The current featured storyline of Smackdown is about Batista, a 6-foot-6, 290-pound Filipino mammoth, breaking his long friendship with Rey Mysterio, a 5-foot-6, 175-pound legendary Mexican luchador, because of a paranoid suspicion of ‘always getting backstabbed by friends.” The show opened with clips of Mysterio trying to calm Batista down. Batista’s response: an emotional stare down followed by a 10-minute long one-sided ass whooping in which Batista propels the little man into a barricade before stomping him out.

As I watched the 10 and under audience members grimace and turn the other way, I couldn’t help but chuckle, remembering that I had the same reaction when Kane set his brother’s casket, the Undertaker, on fire back in 1998.

Eleven years later, my childhood high reached its peak when the Undertaker walked down the ramp in vintage fashion funeral bells, purple smoke, fire (with heat) and thunder and lightning. It was the same Undertaker of old only 10 years older. At age 44, he continues to stun fans with his two-decade career of choke-slamming and tomb-stoning his foes to victory after victory. Tuesday night was no different Undertaker tomb-stoned CM Punk for a quick and easy WWE Championship title defense.
As a normal audience member of Madison Square Garden, whether it be WWE or a sad night with the Knicks, I couldn’t help but feel somewhat unfulfilled with the lack luster Blue Cross Arena. The audience is just as part of the show as the pyrotechnics, so a crowd suffering from the Rochester-monk-demeanor syndrome made for small explosions and chants.

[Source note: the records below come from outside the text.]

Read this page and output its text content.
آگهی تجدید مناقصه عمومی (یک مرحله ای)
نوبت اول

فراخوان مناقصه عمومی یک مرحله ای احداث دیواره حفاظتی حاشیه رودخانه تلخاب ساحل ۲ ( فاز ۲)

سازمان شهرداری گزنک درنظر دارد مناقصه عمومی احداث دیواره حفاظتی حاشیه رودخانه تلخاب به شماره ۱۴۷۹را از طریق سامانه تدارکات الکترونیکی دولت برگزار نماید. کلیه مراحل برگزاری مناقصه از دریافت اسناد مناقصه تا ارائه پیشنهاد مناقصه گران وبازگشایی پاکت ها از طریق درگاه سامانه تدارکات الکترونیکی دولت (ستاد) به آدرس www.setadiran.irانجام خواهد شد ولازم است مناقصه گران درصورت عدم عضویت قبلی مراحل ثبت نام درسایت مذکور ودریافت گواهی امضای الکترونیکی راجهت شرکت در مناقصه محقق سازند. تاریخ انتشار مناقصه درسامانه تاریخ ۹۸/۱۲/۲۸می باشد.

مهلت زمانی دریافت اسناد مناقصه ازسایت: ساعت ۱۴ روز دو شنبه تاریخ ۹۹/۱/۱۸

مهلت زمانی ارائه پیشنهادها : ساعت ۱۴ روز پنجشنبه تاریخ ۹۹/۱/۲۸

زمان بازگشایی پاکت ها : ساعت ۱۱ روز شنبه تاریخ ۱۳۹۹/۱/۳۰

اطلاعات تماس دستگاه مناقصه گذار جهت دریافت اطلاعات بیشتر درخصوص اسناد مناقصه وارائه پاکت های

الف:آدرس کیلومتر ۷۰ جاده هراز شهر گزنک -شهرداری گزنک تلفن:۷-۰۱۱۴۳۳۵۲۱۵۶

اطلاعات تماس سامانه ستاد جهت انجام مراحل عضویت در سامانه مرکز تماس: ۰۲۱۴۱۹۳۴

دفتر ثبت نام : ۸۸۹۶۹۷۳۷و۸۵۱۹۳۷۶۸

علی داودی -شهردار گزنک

Not to mention, the size of the arena was hardly large enough to host a UR field hockey game. From MSG, where everyone is shouting about every and anything (including random fights between Yankee and Met fans) and throwing garbage at the fighters, to the Blue Cross Arena, the crowd aspect was certainly night and day. But that was merely reflective of Rochester’s cheaper prices if you pay half the price, then expect to experience half the crowd excitement.

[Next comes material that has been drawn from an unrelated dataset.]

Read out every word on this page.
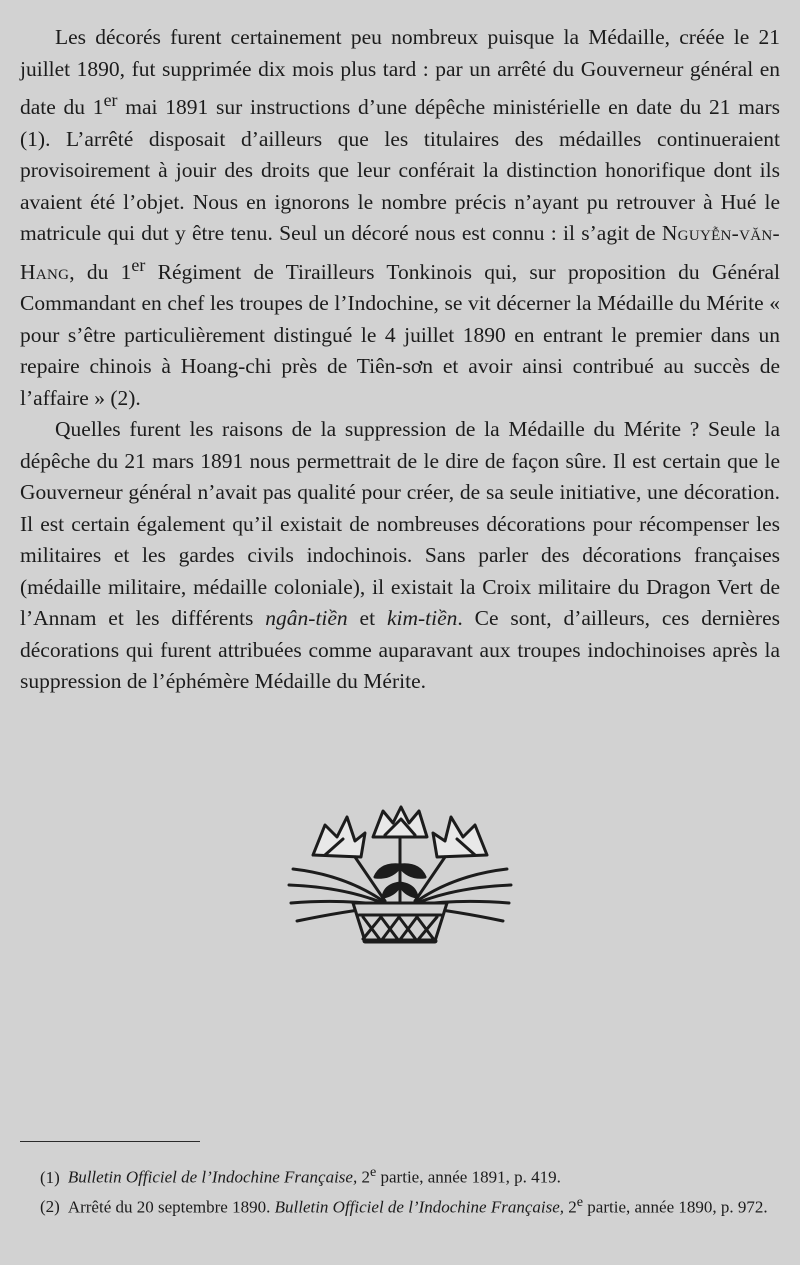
Les décorés furent certainement peu nombreux puisque la Médaille, créée le 21 juillet 1890, fut supprimée dix mois plus tard : par un arrêté du Gouverneur général en date du 1er mai 1891 sur instructions d’une dépêche ministérielle en date du 21 mars (1). L’arrêté disposait d’ailleurs que les titulaires des médailles continueraient provisoirement à jouir des droits que leur conférait la distinction honorifique dont ils avaient été l’objet. Nous en ignorons le nombre précis n’ayant pu retrouver à Hué le matricule qui dut y être tenu. Seul un décoré nous est connu : il s’agit de Nguyễn-văn-Hang, du 1er Régiment de Tirailleurs Tonkinois qui, sur proposition du Général Commandant en chef les troupes de l’Indochine, se vit décerner la Médaille du Mérite « pour s’être particulièrement distingué le 4 juillet 1890 en entrant le premier dans un repaire chinois à Hoang-chi près de Tiên-sơn et avoir ainsi contribué au succès de l’affaire » (2).

Quelles furent les raisons de la suppression de la Médaille du Mérite ? Seule la dépêche du 21 mars 1891 nous permettrait de le dire de façon sûre. Il est certain que le Gouverneur général n’avait pas qualité pour créer, de sa seule initiative, une décoration. Il est certain également qu’il existait de nombreuses décorations pour récompenser les militaires et les gardes civils indochinois. Sans parler des décorations françaises (médaille militaire, médaille coloniale), il existait la Croix militaire du Dragon Vert de l’Annam et les différents ngân-tiền et kim-tiền. Ce sont, d’ailleurs, ces dernières décorations qui furent attribuées comme auparavant aux troupes indochinoises après la suppression de l’éphémère Médaille du Mérite.

(1) Bulletin Officiel de l’Indochine Française, 2e partie, année 1891, p. 419.

(2) Arrêté du 20 septembre 1890. Bulletin Officiel de l’Indochine Française, 2e partie, année 1890, p. 972.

Regardless, the show held its own. In light of last week’s ‘South Park” episode, which roasted the WWE for straying away from its athletic- and skilled-based roots and turning into an over-the-top Broadway play, Tuesday night reminded me that it’s the story behind every suplex and chair shot that makes it worth watching. Otherwise, I’d just be watching a bunch of grown men in tights pretending to fight each other. Certainly, the athletic aspect is still prevalent when a 6-foot-3, 230-pound man, Ron Killings, climbs a 6-foot high ring post and performs a 450-degree splash into his laid-out opponent.

Nathaniel is a member of the class of 2011.